LMC is planning to add another piece to its culinary program in the fall of 2020: chocolate and confections. That’s Amado’s specialty, one he travels the world teaching.
Chocolate should pair well with another signature part of LMC’s programs: Wine and Viticulture.
The program literally ranges from farm to table, with a two-year Associate in Applied Science, which encompasses instruction in site selection; vineyard, canopy and harvest management; fermentation; quality control; bottling; and every other part of the wine process.

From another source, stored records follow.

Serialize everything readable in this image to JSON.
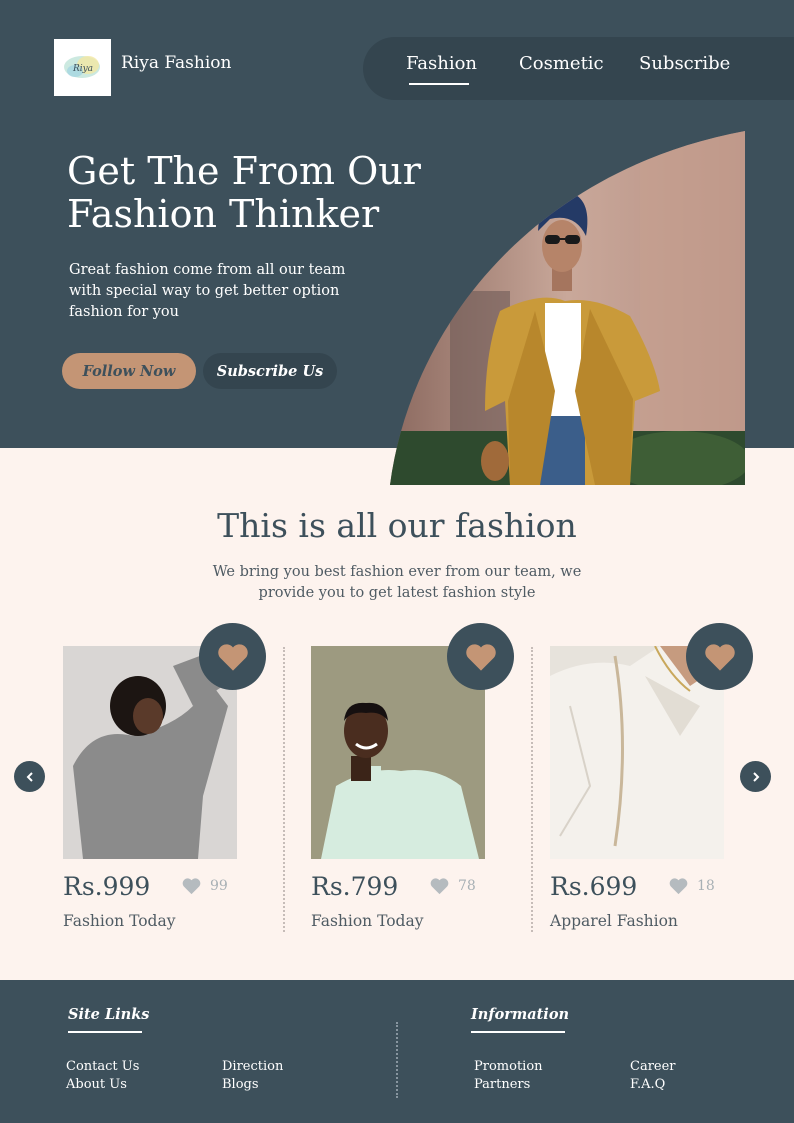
{
  "brand": {
    "name": "Riya Fashion",
    "logo_text": "Riya"
  },
  "nav": {
    "items": [
      "Fashion",
      "Cosmetic",
      "Subscribe"
    ],
    "active": "Fashion"
  },
  "hero": {
    "title_line1": "Get The From Our",
    "title_line2": "Fashion Thinker",
    "subtitle": "Great fashion come from all our team with special way to get better option fashion for you",
    "follow_label": "Follow Now",
    "subscribe_label": "Subscribe Us"
  },
  "section": {
    "title": "This is all our fashion",
    "subtitle": "We bring you best fashion ever from our team, we provide you to get latest fashion style"
  },
  "products": [
    {
      "price": "Rs.999",
      "likes": "99",
      "name": "Fashion Today"
    },
    {
      "price": "Rs.799",
      "likes": "78",
      "name": "Fashion Today"
    },
    {
      "price": "Rs.699",
      "likes": "18",
      "name": "Apparel Fashion"
    }
  ],
  "footer": {
    "site_links": {
      "title": "Site Links",
      "links": [
        "Contact Us",
        "About Us",
        "Direction",
        "Blogs"
      ]
    },
    "information": {
      "title": "Information",
      "links": [
        "Promotion",
        "Partners",
        "Career",
        "F.A.Q"
      ]
    }
  },
  "colors": {
    "primary": "#3d505b",
    "accent": "#c49575",
    "background": "#fdf3ee",
    "heart": "#c49575"
  },
  "icons": {
    "heart": "heart-icon",
    "prev": "chevron-left-icon",
    "next": "chevron-right-icon"
  }
}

“Our students get really good experience from the ground to the bottle,” says Michael Moyer, LMC’s director of Wine and Viticulture.
“We do emphasize the fact that our program is really hands on. They’re getting their hands dirty in the field, in the cellar,” he says.
The program features an intensive summer session at the height of the growing season.
All of this is headquartered in the Welch Center, a $7 million, 14,000-square-foot “teaching winery,” which houses every stage of the winemaking process from pressing and fermentation to bottling and tasting. While LMC purchases most of its grapes from local vineyards, students also learn the farming end.
“We have a great partnership with Michigan State University and the Southwest Michigan Research and Extension Center, where we manage existing vineyard blocks and use the fruit for winemaking,” Moyer says.
Students learn about the consumer end of the business in the tasting room, which is open to the public on Fridays and Saturdays, or by appointment.
One of the rewards for Moyer, who taught winemaking in Washington before coming to LMC, has been seeing where LMC’s graduates end up. Many find jobs at the wineries throughout Southwest Michigan, and others are working for respected wineries farther afield.
“If you’re interested in a career in the wine industry, this is a great place to start,” Moyer says.